Abstract
Whole genome sequencing (WGS) studies in large biobanks provide an unprecedented opportunity to study the rare-variant (RV) effects on the natural history of human diseases by analyzing censored time-to-event (TTE) phenotypes, such as age at disease diagnosis, disease progression, and lifespan. Unlike existing methods developed for continuous and categorical phenotypes, rare-variant association tests (RVATs) for TTE phenotypes in large biobanks face several major challenges, including heavy censoring, cryptic relatedness, and population structure. We introduce GATE-STAAR (Genetic Analysis of Time-to-Event phenotypes via the variant-Set Test for Association using Annotation infoRmation), a powerful and computationally efficient frailty model framework for RVATs of TTE phenotypes in large biobanks. GATE-STAAR accounts for high censoring rates, cryptic relatedness, and population structure in large biobanks, while incorporating multifaceted variant functional annotations to improve power and result interpretability. We propose a rare-variant saddlepoint approximation method to effectively address heavy censoring in WGS TTE analysis.

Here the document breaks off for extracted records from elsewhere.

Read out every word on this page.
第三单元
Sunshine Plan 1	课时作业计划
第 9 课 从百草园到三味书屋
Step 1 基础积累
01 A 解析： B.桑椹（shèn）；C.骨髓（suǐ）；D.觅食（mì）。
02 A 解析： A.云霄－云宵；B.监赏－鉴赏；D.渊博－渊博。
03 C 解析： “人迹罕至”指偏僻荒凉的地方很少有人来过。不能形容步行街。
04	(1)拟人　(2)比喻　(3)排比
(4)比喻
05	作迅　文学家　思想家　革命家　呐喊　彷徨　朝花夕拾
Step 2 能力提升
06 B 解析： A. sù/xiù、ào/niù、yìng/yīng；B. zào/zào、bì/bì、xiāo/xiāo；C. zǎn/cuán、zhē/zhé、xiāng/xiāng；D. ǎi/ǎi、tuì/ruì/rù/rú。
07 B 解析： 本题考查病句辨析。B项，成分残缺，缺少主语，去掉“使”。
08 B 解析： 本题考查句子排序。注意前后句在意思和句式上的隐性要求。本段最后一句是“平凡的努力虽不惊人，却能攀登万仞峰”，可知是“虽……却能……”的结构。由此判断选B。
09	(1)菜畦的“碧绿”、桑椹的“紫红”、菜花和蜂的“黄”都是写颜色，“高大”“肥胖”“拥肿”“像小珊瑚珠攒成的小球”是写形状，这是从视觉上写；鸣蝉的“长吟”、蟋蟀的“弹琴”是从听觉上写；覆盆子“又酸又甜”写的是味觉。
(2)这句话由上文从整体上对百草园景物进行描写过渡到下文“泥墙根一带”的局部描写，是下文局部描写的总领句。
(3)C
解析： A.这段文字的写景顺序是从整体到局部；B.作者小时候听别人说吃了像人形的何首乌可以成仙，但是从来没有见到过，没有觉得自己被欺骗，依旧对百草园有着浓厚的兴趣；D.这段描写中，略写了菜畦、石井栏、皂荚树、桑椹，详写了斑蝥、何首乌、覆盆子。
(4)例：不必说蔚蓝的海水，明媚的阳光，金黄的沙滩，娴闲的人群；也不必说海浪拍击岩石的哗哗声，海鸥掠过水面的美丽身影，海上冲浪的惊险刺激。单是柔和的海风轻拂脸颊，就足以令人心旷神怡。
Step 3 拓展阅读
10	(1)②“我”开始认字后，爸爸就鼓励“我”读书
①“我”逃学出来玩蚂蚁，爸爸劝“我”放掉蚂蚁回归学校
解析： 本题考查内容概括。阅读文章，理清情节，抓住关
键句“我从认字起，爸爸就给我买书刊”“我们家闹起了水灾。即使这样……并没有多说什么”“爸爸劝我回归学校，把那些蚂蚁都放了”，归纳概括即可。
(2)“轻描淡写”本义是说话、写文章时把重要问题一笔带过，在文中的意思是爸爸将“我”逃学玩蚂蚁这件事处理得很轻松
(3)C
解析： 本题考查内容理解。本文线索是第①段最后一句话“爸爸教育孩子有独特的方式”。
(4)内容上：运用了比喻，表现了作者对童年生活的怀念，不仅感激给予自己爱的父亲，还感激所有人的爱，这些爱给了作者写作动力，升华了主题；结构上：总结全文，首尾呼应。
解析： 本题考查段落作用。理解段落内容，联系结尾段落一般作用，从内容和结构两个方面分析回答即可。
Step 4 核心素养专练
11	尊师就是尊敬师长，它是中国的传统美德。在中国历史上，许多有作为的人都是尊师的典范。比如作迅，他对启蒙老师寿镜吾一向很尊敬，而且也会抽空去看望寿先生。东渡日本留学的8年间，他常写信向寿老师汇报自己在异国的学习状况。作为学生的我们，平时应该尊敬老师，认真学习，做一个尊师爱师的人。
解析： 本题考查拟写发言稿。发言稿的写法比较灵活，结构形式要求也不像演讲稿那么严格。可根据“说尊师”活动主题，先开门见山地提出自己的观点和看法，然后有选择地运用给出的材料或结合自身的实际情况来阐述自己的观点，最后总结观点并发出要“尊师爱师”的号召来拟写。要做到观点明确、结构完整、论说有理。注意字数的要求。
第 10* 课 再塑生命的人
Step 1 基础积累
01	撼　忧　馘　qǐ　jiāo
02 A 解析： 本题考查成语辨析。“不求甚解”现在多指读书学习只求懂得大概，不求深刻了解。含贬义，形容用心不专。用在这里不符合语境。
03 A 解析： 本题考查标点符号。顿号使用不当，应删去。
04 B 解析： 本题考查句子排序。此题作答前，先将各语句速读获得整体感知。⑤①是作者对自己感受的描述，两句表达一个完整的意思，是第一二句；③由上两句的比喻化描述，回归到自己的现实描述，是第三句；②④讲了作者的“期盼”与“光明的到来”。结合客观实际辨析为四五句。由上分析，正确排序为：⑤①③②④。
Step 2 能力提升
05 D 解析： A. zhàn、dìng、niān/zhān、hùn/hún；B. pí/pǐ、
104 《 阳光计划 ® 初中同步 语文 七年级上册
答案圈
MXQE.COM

We demonstrate through extensive simulations that GATE-STAAR is powerful while maintaining proper control of type I error rates. We apply GATE-STAAR to analyze the WGS data of approximately 400,000 UK Biobank participants of white British ancestry across a variety of TTE phenotypes, and validate the findings using participants of European ancestry from the All of Us Research Program. These analyses uncover RV associations with age at diagnosis of a range of diseases.
Type
Publication
Proceedings of the National Academy of Sciences (PNAS)
Significance
Rare variants (RV) identified through whole genome sequencing hold great promise for elucidating the genetic basis of disease onset, but existing methods for RV association testing are not well suited for time-to-event phenotypes. Here, we develop GATE-STAAR, a scalable and accurate framework integrating frailty modeling with functional annotations. We propose a rare-variant saddlepoint approximation to handle heavy censoring. Through comprehensive simulations and large-scale analysis of approximately 400 K UK Biobank participants, with replication in approximately 230 K All of Us participants, GATE-STAAR uncovers biologically meaningful RV associations while ensuring rigorous control of type I error. This framework is powerful to dissect the genetic architecture of disease onset and progression and advance precision medicine.